B. The "Best Shot" Calculator (Bayes-M)

When it's time to shoot, the AI doesn't just guess. It looks at all the possible places a ship could be based on previous clues and calculates the exact probability of a hit. It's like a sniper who calculates wind speed, distance, and target movement before pulling the trigger.

C. The "Timing" Coach (Bayes-D)

This is the most human-like part. The AI learns when to ask and when to shoot.

  • Weak AI: Asks all 15 allowed questions at the very start, then shoots blindly. (Like reading the whole instruction manual before turning on the machine).
  • Smart AI: Asks a few questions, takes a shot, sees the result, asks another question, and takes another shot. It balances gathering info with taking action, just like a human expert would.

3. The Results: Superhuman Performance

The results were surprising and impressive:

  • Weak AI becomes a Grandmaster: They took a small, relatively "dumb" AI model (Llama-4-Scout) and gave it this "Detective's Toolkit." Suddenly, it didn't just play well; it beat human players 82% of the time and even beat the world's strongest AI (GPT-5) 67% of the time.
  • Cost Efficiency: The small AI did this at 1% of the cost of the giant AI. It's like teaching a smart kid to solve a math problem using a clever trick, rather than hiring a team of expensive professors to do the math for them.
  • Accuracy: For the "Spotter" (the one answering), using code to generate answers made them nearly perfect (94% accuracy), whereas just talking made them make mistakes.

4. Why This Matters

This isn't just about a board game. The authors tested this on another game called Guess Who? (where you guess a person's identity by asking yes/no questions) and got the same amazing results.

The Big Picture:
In the real world, AI is being used for things like medical diagnosis (asking the right questions to a patient to find a disease) or scientific discovery (designing experiments to find new drugs).

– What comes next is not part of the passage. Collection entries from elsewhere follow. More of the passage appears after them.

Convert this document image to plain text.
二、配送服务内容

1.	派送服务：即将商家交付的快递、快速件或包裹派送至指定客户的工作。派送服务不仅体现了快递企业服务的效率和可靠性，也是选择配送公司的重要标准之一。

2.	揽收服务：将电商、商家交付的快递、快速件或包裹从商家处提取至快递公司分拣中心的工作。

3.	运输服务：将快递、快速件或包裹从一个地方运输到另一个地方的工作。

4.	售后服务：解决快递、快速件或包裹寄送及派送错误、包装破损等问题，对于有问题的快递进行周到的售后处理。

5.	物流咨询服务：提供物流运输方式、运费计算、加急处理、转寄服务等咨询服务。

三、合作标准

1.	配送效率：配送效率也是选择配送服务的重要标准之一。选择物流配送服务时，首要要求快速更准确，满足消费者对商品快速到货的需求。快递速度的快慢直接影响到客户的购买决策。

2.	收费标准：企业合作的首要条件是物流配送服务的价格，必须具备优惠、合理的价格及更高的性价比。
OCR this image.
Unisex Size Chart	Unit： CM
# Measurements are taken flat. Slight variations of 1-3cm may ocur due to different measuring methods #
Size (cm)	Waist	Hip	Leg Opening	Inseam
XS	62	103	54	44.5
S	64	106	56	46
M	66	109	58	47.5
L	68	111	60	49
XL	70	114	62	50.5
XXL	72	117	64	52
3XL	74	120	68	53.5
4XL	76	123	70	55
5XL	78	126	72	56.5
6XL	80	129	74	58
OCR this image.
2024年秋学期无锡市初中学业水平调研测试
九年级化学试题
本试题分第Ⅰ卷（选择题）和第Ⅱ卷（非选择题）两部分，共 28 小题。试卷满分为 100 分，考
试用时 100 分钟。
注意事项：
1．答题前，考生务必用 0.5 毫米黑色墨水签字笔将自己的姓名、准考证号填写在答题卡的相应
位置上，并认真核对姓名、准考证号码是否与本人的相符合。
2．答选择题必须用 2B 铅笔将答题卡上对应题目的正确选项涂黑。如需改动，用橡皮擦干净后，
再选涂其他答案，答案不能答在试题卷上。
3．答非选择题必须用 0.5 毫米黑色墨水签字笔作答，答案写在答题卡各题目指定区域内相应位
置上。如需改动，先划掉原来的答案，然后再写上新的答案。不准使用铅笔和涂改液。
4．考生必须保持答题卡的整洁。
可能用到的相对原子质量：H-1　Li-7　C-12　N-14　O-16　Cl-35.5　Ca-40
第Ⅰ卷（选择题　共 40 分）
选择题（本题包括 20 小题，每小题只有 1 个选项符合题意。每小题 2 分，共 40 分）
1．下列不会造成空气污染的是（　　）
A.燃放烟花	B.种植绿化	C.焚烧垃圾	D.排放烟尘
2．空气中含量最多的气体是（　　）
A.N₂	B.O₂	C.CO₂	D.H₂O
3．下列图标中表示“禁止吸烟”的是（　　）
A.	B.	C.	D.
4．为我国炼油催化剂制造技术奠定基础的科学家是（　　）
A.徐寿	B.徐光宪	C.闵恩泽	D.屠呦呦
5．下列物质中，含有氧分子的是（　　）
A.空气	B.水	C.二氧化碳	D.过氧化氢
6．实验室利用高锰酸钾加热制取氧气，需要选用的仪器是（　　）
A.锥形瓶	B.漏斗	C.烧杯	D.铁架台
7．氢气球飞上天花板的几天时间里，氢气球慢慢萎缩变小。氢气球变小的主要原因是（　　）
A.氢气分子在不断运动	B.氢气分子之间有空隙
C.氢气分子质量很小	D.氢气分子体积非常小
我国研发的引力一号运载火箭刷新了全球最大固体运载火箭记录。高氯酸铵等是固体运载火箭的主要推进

  • Currently, AI often asks the wrong questions or wastes resources.
  • This paper shows that if we teach AI to think probabilistically—to simulate outcomes and choose the path that gives the most information with the least effort—we can build agents that are not just "chatbots," but rational partners that can solve complex problems efficiently.

Summary Analogy

Imagine you are looking for a lost key in a messy room.

  • Normal AI: Starts picking up random objects and checking them, or asks, "Is the key under the sofa?" without checking if the sofa is even in the room.
  • This New "Rational" AI: First, it looks at the room and thinks, "The key is most likely near the door." It checks there first. If it's not there, it asks, "Did I leave the key in the kitchen?" based on a logical deduction of where it could be. It doesn't waste time checking the ceiling fan.

By giving AI this "logical brain," the researchers turned a clumsy guesser into a master strategist.